Second: which of those conditions has been changing? Not changed past tense, but changing — in motion now, even if the movement is small. Most systems contain at least one input drifting in a direction that the operating assumptions have not yet absorbed. Sometimes more than one. Often the drift has been visible for some time, in places not regularly reviewed at the level you operate at.

Third: what would the system look like if the change you have just identified continued at its current rate for another twelve months? Not a dramatic extrapolation. The same rate of drift, the same direction, another year of it. Does the model still work? Are the assumptions still true? Are there decisions that would be obviously correct in that future condition that are not yet being made now?

If you take that exercise seriously for thirty minutes, you will produce a reading that is meaningfully different from anything in your current operating rhythm. It will not be complete. The structural questions are not designed to produce comfortable certainty. But it will surface something — at least one assumption, usually several, that has been quietly carrying weight in your situation and that is no longer as stable as your operating cadence implicitly assumes.

That is what reading a system looks like. The book contains a more disciplined version of it, applied across the kinds of situations that show up most consistently in the work of senior operators. The exercise above is a sample. The capability is a habit. The infrastructure that makes it consistent — that lifts it from a discipline an individual must maintain into something an organisation can operate continuously — is what the book argues for, and what Flinders is built to be.

§ 06

The shift.

Once you start reading the world this way, it becomes difficult to switch off.

This is not a tactic you are applying. It is a shift in what is visible. Where you once saw an event, you will find yourself looking for the system. Where the headline offers an explanation, you will want to know what produced the conditions in which that explanation became necessary. The story on the surface will still be there. It will simply feel incomplete in a way it did not before.

That feeling — the one this primer began with, of being one move behind — is not a permanent condition. It is the consequence of reading at one level when the world is operating at another. When the level of reading changes, the feeling changes. Not because the world becomes simpler, but because the world becomes navigable in a way it was not before.

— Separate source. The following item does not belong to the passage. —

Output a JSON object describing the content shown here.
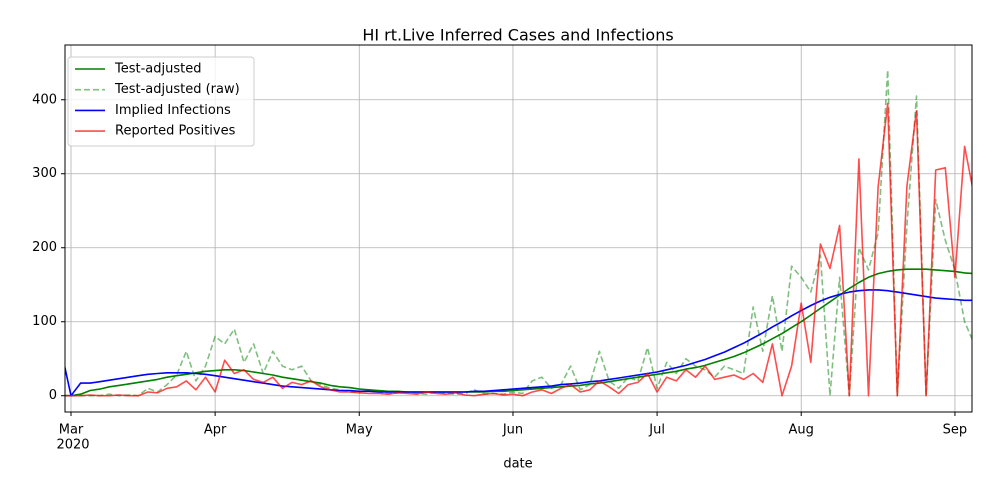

The book is Pressure: How to See What's Building Before It Breaks. It develops the argument here at considerably greater depth, with more cases, and with the operational discipline required to do this consistently rather than occasionally. The infrastructure that makes the discipline sustainable in a real organisation is Flinders — Radar, Sextant, and Compass — built to give senior operators what individual attention cannot give them alone: a continuous reading of the systems that matter, held steady against the operational pressure that pulls attention back to the surface.

They were always there. Now you know where to look.